The most causes of a no-start condition are found in the trigger circuit which is common to both the fuel supply and ignition systems. When there's a failure in that circuit, the fuel pump will not turn on AND there will be no spark. There are two sensors in the trigger circuit. There's a crankshaft position sensor and a camshaft position sensor. It is fairly common for these sensors to fail by becoming heat-sensitive. That causes them to fail after the engine warms up, and it will restart about an hour later after it cools down.
Normally the Engine Computer will memorize a diagnostic fault code indicating which circuit has a problem. That code will be erased and the valuable information will be lost if the battery is disconnected or run dead. If that happens, it may set the code again after cranking the engine. There are two ways to retrieve any stored codes. One is to rent a code reader / scanner. That will display the code(s) by number or description. You can also cycle the ignition switch, then watch the flashes of the Check Engine light. Newer models display the numbers in the odometer display.
Turn the ignition switch from "off" to "run" to "off" to "run" to "off" to "run" three times within five seconds, then watch the Check Engine light or odometer. Don't crank the engine. If the starter engages even for a fraction of a second, that will abort the test sequence.
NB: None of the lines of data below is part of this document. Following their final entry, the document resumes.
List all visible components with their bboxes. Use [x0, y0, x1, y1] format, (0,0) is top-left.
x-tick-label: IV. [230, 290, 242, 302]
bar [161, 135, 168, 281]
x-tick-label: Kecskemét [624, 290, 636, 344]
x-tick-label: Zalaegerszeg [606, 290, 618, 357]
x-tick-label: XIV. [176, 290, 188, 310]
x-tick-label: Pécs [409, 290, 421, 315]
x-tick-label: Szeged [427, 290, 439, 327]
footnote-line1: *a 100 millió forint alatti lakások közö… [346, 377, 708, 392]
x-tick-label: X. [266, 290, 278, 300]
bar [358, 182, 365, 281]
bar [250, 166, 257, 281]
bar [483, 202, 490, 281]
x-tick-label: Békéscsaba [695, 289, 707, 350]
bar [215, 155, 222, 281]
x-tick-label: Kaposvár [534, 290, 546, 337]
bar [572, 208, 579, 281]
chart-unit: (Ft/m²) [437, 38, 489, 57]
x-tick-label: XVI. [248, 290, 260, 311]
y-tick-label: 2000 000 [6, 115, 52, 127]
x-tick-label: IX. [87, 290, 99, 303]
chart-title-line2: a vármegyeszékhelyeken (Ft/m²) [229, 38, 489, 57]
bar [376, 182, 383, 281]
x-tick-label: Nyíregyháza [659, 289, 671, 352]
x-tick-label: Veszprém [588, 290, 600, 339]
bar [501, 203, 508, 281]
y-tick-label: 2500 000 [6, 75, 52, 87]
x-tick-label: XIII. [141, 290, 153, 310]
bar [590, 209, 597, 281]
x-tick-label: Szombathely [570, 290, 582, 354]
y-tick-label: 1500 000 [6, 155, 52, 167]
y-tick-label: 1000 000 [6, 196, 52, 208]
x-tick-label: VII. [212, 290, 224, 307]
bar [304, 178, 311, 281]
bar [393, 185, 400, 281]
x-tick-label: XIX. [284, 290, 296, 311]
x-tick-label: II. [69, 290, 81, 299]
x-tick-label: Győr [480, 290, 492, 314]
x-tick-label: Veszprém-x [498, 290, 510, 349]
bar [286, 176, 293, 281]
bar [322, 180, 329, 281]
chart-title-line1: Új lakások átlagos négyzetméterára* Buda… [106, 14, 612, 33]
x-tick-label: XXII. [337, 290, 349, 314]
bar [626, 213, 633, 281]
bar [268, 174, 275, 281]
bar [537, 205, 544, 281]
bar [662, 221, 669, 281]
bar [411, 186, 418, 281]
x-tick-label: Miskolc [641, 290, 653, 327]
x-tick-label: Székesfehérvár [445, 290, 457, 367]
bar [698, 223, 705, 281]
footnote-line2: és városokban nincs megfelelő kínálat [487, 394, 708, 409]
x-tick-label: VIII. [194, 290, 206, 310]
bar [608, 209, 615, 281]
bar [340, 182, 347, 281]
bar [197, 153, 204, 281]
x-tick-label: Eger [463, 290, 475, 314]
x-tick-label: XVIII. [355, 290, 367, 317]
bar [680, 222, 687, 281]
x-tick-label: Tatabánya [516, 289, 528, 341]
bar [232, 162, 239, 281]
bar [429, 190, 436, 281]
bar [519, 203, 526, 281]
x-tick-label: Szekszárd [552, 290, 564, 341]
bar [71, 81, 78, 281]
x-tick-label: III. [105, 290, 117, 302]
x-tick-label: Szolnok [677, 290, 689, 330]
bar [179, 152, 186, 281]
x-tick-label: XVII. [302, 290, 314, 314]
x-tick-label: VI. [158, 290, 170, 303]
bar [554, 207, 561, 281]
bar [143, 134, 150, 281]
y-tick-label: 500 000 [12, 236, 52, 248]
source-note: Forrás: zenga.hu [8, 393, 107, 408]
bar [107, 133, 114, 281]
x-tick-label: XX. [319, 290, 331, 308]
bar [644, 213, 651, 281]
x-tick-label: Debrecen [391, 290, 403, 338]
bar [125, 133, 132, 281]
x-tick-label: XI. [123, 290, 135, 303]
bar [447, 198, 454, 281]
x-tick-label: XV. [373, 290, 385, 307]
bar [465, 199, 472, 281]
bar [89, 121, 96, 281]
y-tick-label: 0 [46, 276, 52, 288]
Turn the switch off, wait about five seconds, then start over. The light will be on for a few seconds as a bulb check, then it will flash out a series of two-digit codes. After it goes off, in a few seconds it will flash on, typically once, then there will be a short pause, then two flashes and a longer pause before the next two-digit code starts.
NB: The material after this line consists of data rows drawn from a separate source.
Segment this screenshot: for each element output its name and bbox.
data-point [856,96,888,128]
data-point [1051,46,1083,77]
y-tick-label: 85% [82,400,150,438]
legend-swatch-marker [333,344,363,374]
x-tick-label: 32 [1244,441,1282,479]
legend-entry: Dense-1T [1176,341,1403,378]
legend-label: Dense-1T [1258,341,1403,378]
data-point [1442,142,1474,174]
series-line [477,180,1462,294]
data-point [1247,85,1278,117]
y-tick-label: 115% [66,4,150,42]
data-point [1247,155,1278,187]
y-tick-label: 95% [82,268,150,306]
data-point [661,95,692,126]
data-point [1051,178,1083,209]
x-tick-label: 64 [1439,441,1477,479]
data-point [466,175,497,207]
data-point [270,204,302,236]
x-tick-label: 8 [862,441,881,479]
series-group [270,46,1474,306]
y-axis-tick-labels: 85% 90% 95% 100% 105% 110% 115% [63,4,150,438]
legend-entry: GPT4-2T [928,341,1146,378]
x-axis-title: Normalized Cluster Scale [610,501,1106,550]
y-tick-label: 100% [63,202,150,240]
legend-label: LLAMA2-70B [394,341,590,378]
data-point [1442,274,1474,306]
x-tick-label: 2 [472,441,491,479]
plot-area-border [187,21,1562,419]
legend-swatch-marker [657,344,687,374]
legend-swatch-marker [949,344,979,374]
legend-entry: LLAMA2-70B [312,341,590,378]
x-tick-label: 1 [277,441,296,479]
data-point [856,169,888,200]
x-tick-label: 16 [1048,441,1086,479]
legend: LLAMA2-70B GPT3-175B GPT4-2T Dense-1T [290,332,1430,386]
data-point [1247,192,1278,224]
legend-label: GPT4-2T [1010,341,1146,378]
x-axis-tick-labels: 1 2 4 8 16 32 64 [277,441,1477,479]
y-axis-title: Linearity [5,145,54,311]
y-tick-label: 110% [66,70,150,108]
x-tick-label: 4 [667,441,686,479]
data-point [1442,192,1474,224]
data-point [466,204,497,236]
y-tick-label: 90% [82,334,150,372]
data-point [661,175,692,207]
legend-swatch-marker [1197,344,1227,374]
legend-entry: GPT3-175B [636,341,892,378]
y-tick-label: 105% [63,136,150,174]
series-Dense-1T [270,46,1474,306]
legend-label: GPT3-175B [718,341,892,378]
Code 12 just means the ignition switch was turned off. Not all cars display it. If yours does, it can be disregarded. It's the next code(s) you're interested in. The last code will be code 55 which just means "end of message". If you think you miscounted, most cars will let you restart the sequence by turning the ignition switch off and back on one time right away.
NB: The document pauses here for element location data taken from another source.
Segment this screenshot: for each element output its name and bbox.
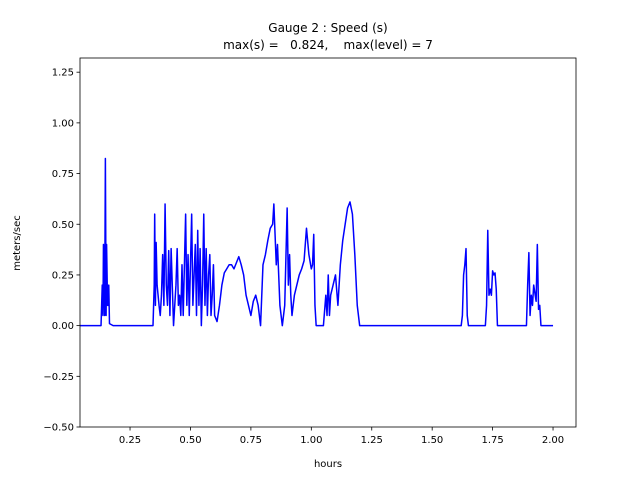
x-tick-label: 1.25 xyxy=(361,435,383,446)
chart-subtitle: max(s) = 0.824, max(level) = 7 xyxy=(223,38,433,52)
data-line xyxy=(80,157,554,327)
y-tick-label: 0.00 xyxy=(52,321,74,332)
y-tick-label: 0.75 xyxy=(52,169,74,180)
x-tick-label: 1.75 xyxy=(481,435,503,446)
plot-frame xyxy=(79,57,577,428)
y-tick-label: 1.25 xyxy=(52,68,74,79)
x-tick-label: 1.50 xyxy=(421,435,443,446)
y-axis-label: meters/sec xyxy=(12,215,23,271)
chart-title: Gauge 2 : Speed (s) xyxy=(268,21,387,35)
y-tick-label: −0.25 xyxy=(43,372,74,383)
y-tick-label: 0.50 xyxy=(52,220,74,231)
x-tick-label: 2.00 xyxy=(542,435,564,446)
y-tick-label: 1.00 xyxy=(52,118,74,129)
x-tick-label: 0.50 xyxy=(179,435,201,446)
y-tick-label: −0.50 xyxy=(43,423,74,434)
x-tick-label: 1.00 xyxy=(300,435,322,446)
x-tick-label: 0.25 xyxy=(119,435,141,446)
y-tick-label: 0.25 xyxy=(52,270,74,281)
x-axis-label: hours xyxy=(314,459,342,470)
x-tick-label: 0.75 xyxy=(240,435,262,446)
If there are no codes stored in the computer's memory, you will have to check for spark and fuel pressure. Most of the time both will be missing although there will likely be a little fuel pressure which can be misleading. If only one of the two is missing, that system will need further testing. When both are missing, the best place to start is by determining if the automatic shutdown (ASD) relay is turning on. That relay will turn on for one second after turning on the ignition switch, and since it powers the fuel pump AND ignition coil / spark plugs, the pump will run for that one second. That's why it might appear to have fuel pressure. What is important is that relay must turn on again when you're cranking the engine. That will not happen if the camshaft position sensor or crankshaft position sensor are defective.